In this chapter of Tools and Techniques - Clinical, catheter compatibility in CTO recanalisation is discussed using a stepwise approach. The following is a summarised overview of this technique. The complete, unabridged version with images is available online at www.eurointervention.org
Background
Modern interventional cardiology is moving away from the use of large catheters, driven by the miniaturisation of intracoronary balloons and stents. The combination of dedicated microcatheters, intravascular ultrasound, re-entry devices and bilateral injection has become a standard in modern revascularisation of CTO.
In this report we analyse the compatibility of these materials inside different lumen guiding catheters.
Indication
Selection of the guiding catheter represents the first step for a successful CTO recanalisation. In fact, the correct guiding catheter should provide the necessary back-up force, support and stability throughout the whole procedure.
Two important considerations should be kept in mind for the optimal selection of a guiding catheter. The catheter shape is essential for providing optimal engagement of the artery and a coaxial orientation. The extra back-up shape is the most used for the left coronary engagement, especially if a radial approach is planned. Amplatz left curves are valid alternatives, mainly for left circumflex lesions. For the right coronary, Judkins right or Amplatz right represent the most employed catheters, while the Amplatz left curves are useful for shepherd’s crook origin engagement.
Selection of the right catheter size influences the type and combinations of devices allowed for the procedure. Moreover, bigger catheters provide higher passive back-up.
Difficulties
Despite optimal catheter selection and coronary engagement, sometimes an extra back-up support is needed. This could be reached with a deeper intubation, if a small catheter is selected, or anchoring the catheter to a small side branch. Alternatively, a mother and child device or a catheter extension can be employed.

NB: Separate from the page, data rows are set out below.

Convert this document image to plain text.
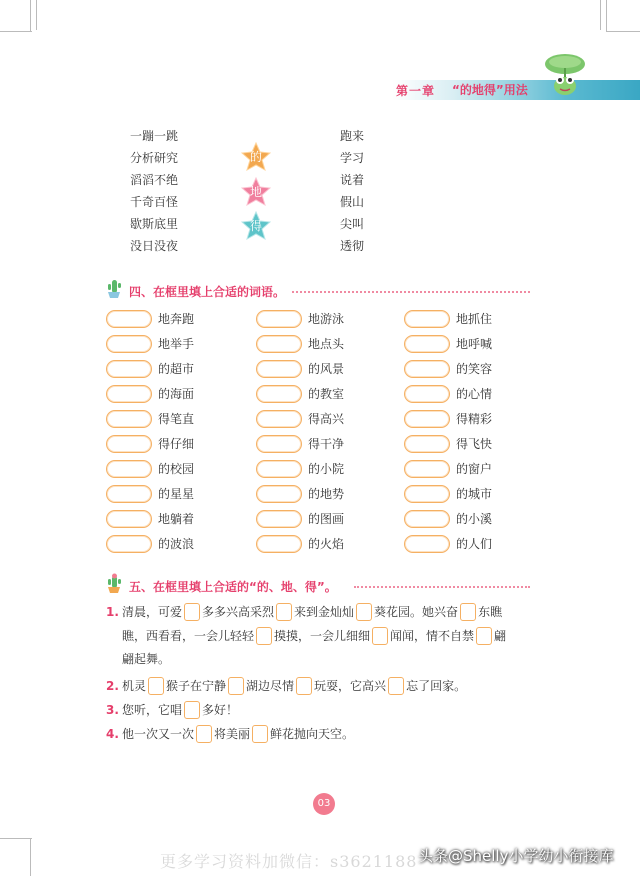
第一章 “的地得”用法
一蹦一跳
分析研究
滔滔不绝
千奇百怪
歇斯底里
没日没夜
跑来
学习
说着
假山
尖叫
透彻
的
地
得
四、在框里填上合适的词语。
地奔跑	地游泳	地抓住
地举手	地点头	地呼喊
的超市	的风景	的笑容
的海面	的教室	的心情
得笔直	得高兴	得精彩
得仔细	得干净	得飞快
的校园	的小院	的窗户
的星星	的地势	的城市
地躺着	的图画	的小溪
的波浪	的火焰	的人们
五、在框里填上合适的“的、地、得”。
1. 清晨，可爱 多多兴高采烈 来到金灿灿 葵花园。她兴奋 东瞧
瞧，西看看，一会儿轻轻 摸摸，一会儿细细 闻闻，情不自禁 翩
翩起舞。
2. 机灵 猴子在宁静 湖边尽情 玩耍，它高兴 忘了回家。
3. 您听，它唱 多好！
4. 他一次又一次 将美丽 鲜花抛向天空。
03
更多学习资料加微信：s3621188 头条@Shelly小学幼小衔接库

In small coronaries or in very proximal and ostial lesions, catheter engagement may cause pressure damping or vessel dissection if a strong dye injection is performed. To avoid these events, guiding catheters with side holes are often indispensable, especially if a 7 Fr or 8 Fr catheter is selected.

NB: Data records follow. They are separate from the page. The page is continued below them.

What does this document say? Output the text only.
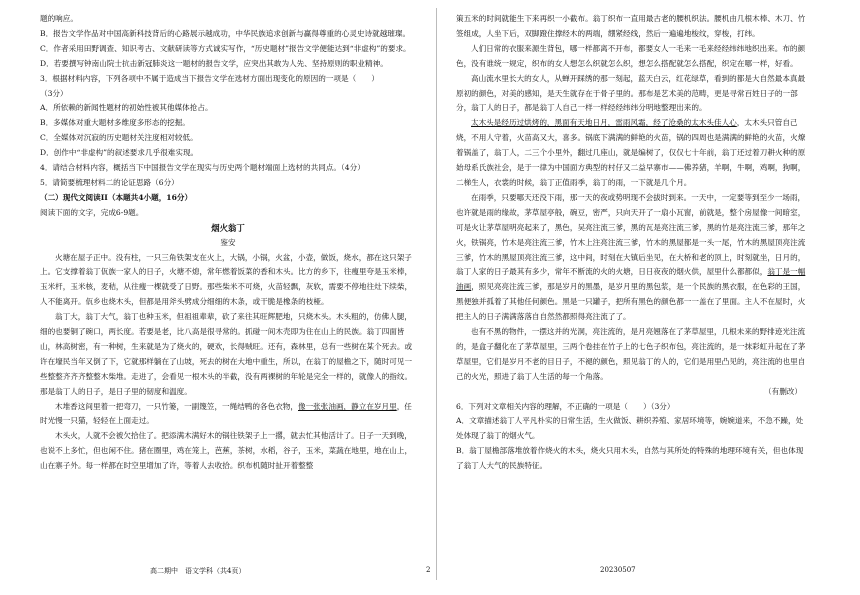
题的响应。

B．报告文学作品对中国高新科技背后的心路展示越成功，中华民族追求创新与赢得尊重的心灵史诗就越璀璨。

C．作者采用田野调查、知识考古、文献研读等方式诚实写作，“历史题材”报告文学便能达到“非虚构”的要求。

D．若要撰写钟南山院士抗击新冠肺炎这一题材的报告文学，应突出其敢为人先、坚持原则的职业精神。

3．根据材料内容，下列各项中不属于造成当下报告文学在选材方面出现变化的原因的一项是（　　）

（3分）

A．所依赖的新闻性题材的初始性被其他媒体抢占。

B．多媒体对重大题材多维度多形态的挖掘。

C．全媒体对沉寂的历史题材关注度相对较低。

D．创作中“非虚构”的叙述要求几乎很难实现。

4．请结合材料内容，概括当下中国报告文学在现实与历史两个题材端面上选材的共同点。（4分）

5．请简要梳理材料二的论证思路（6分）

（二）现代文阅读II（本题共4小题，16分）

阅读下面的文字，完成6-9题。

烟火翁丁

鉴安

火塘在屋子正中。没有柱，一只三角铁架支在火上，大锅，小锅，火盆，小壶，做饭，烧水，都在这只架子上。它支撑着翁丁佤族一家人的日子，火塘不熄，常年燃着饭菜的香和木头。比方的乡下，往瘦里夸是玉米棒，玉米杆，玉米核，麦秸，从往瘦一棵就受了日野。那些柴米不可烧，火苗轻飘，灰软，需要不停地往灶下续柴，人不能离开。佤乡也烧木头，但都是用斧头劈成分细细的木条，或干脆是橡条的枝桠。

翁丁大，翁丁大气，翁丁也种玉米，但祖祖辈辈，砍了来往其旺辉肥地，只烧木头。木头粗的，仿佛人腿，细的也要铜了碗口，两长度。若要是老，比八高是很寻常的。抓碰一间木壳即为住在山上的民族。翁丁四面皆山，林高树密，有一种树，生来就是为了烧火的，硬欢，长得贼旺。还有，森林里，总有一些树在某个死去。或许在壕民当年又倒了下，它就那样躺在了山坡，死去的树在大地中重生，所以，在翁丁的屋檐之下，随时可见一些整整齐齐齐整整木柴堆。走进了，会看见一根木头的半截，没有两裸树的年轮是完全一样的，就像人的指纹。那是翁丁人的日子，是日子里的韧度和温度。

木堆香这间里着一把弯刀，一只竹篓，一副篾笠，一绳结鸭的各色衣物，像一张张油画，静立在岁月里，任时光慢一只猫，轻轻在上面走过。

木头火，人就不会被欠拾住了。把添满木满好木的锅往铁架子上一撂，就去忙其他活计了。日子一天到晚，也说不上多忙，但也闲不住。猪在圈里，鸡在笼上，芭蕉，茶树，水稻，谷子，玉米，菜蔬在地里，地在山上，山在寨子外。每一样都在时空里增加了许，等着人去收拾。织布机随时扯开着整整

策五米的时间就能生下来再织一小截布。翁丁织布一直用最古老的腰机织法。腰机由几根木棒、木刀、竹签组成，人坐下后，双脚蹬住撑经木的两端，绷紧经线，然后一遍遍地梭纹，穿梭，打纬。

人们日常的衣服来源生背包，哪一样都离不开布，都要女人一毛来一毛来经经纬纬地织出来。布的颜色，没有谁统一规定，织布的女人想怎么织就怎么织，想怎么搭配就怎么搭配，织定在哪一样，好看。

高山流水里长大的女人，从蝉开踩绣的那一刻起，蓝天白云，红花绿草，看到的都是大自然最本真最原初的颜色，对美的感知，是天生就存在于骨子里的。那布是艺术美的范畴，更是寻常百姓日子的一部分，翁丁人的日子，都是翁丁人自己一样一样经经纬纬分明地整理出来的。

太木头是经历过烘烤的，黑面有天地日月，雷雨风霜，经了沧桑的太木头佳人心，太木头只管自己烧，不用人守着，火苗高又大，喜多。锅底下满满的鲜艳的火苗，锅的四周也是满满的鲜艳的火苗，火燎着锅盖了，翁丁人，二三个小里外，翻过几座山，就是编树了，仅仅七十年前，翁丁还过着刀耕火种的原始母系氏族社会，是于一律为中国面方典型的村仔又二益早寨市——佛养猪，羊啊，牛啊，鸡啊，狗啊，二梯生人，衣裳的时候，翁丁正值雨季，翁丁的雨，一下就是几个月。

在雨季，只要哪天还没下雨，那一天的夜或势明现不会拔时到来。一天中，一定要等到至少一场雨，也许就是雨的缘故，茅草屋亭般，碗豆，密严，只向天开了一扇小瓦窗，前就是，整个房屋像一间暗室，可是火让茅草屋明亮起来了，黑色，吴亮注流三爹，黑的瓦是亮注流三爹，黑的竹是亮注流三爹，那年之火，铁锅亮，竹木是亮注流三爹，竹木上注亮注流三爹，竹木的黑屋都是一头一尾，竹木的黑屋顶亮注流三爹，竹木的黑屋顶亮注流三爹，这中间，时刻在大镇后坐见，在大桥和老的顶上，时刻就坐，日月的，翁丁人家的日子最其有多少，常年不断流的火的火塘，日日夜夜的烟火供，屋里什么都都似，翁丁是一幅油画，照见亮亮注流三爹，那是岁月的黑墨，是岁月里的黑包浆，是一个民族的黑衣服，在色彩的王国，黑便独并孤着了其他任何颜色。黑是一只罐子，把所有黑色的颜色都一一盖在了里面。主人不在屋时，火把主人的日子满满落落自自然然都照得亮注流了了。

也有不黑的物件，一摆这并的光洞，亮注流的，是月亮翘落在了茅草屋里，几根未来的野排迹光注流的，是盒子翻化在了茅草屋里，三两个卷挂在竹子上的七色子织布包，亮注流的，是一抹彩虹升起在了茅草屋里，它们是岁月不老的目日子，不褪的颜色，照见翁丁的人的，它们是用里凸见的，亮注流的也里自己的火光，照进了翁丁人生活的每一个角落。

（有删改）

6．下列对文章相关内容的理解，不正确的一项是（　　）（3分）

A．文章描述翁丁人平凡朴实的日常生活，生火做饭、耕织养殖、家居环境等，婉婉道来，不急不躁，处处体现了翁丁的烟火气。

B．翁丁屋檐部落堆放着作烧火的木头，烧火只用木头，自然与其所处的特殊的地理环境有关，但也体现了翁丁人大气的民族特征。

高二期中　语文学科（共4页）	2	20230507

Another important step during CTO recanalisation is represented by microcatheter or over-the-wire balloon (OTW) exchange, leaving the wire in place. If a trapping technique is planned, the right catheter size selection is mandatory.
Methods
We tested in vitro inside 5, 6, 7, 8 Fr guiding catheters (Launcher; Medtronic, Inc., Minneapolis, MN, USA) and inside 6 and 7 Fr GuideLiner® (Vascular Solutions, Minneapolis, MN, USA), frequently employed devices for CTO recanalisation such as new-generation OTW and monorail balloons, microcatheters, dedicated devices and IVUS probes. In the 6 Fr guiding catheters, all the dedicated CTO devices can be inserted alone. Only two end-hole support microcatheters or one microcatheter and a monorail balloon fit together (Figure 1). In the 7 Fr guiding catheters, many more devices can be used in combination including two Corsair microcatheters (Asahi Intecc, Aichi, Japan) and three smaller devices such as two Finecross® MG (Terumo Europe, Leuven, Belgium) and/or Valet® (Volcano, San Diego, CA, USA) and a monorail anchoring balloon. Inside an 8 Fr guiding catheter (Figure 2), all the devices can be inserted with the IVUS probe (Eagle Eye; Volcano, San Diego, CA, USA), including the Venture® (St. Jude Medical, Inc., St. Paul, MN, USA), as well as a wider array of two and three devices in combination which are also allowed.
Figure 1. Compatibility of devices inside a 6 Fr guiding catheter. A) Combination of Finecross and monorail balloon; B) combination of two Finecross microcatheters; C) combination of Valet and monorail balloon; D) combination of Valet and Finecross.
Figure 2. Compatibility of devices inside an 8 Fr guiding catheter. A) Combination of Stingray® (BridgePoint/Boston Scientific, Natick, MA, USA) and 1.25 mm OTW balloon; B) combination of two Corsairs and a monorail balloon; C) combination of two Corsairs and IVUS probe; D) combination of Venture and Corsair plus IVUS probe.
Acknowledgement
Abbott Vascular, Asahi, Boston Scientific, Medtronic, Biosensors have contributed to the sponsorship of the 4th EuroCTO annual meeting in London, for which some of the material presented in this article has been prepared.
Conflict of interest statement
The authors have no conflicts of interest to declare.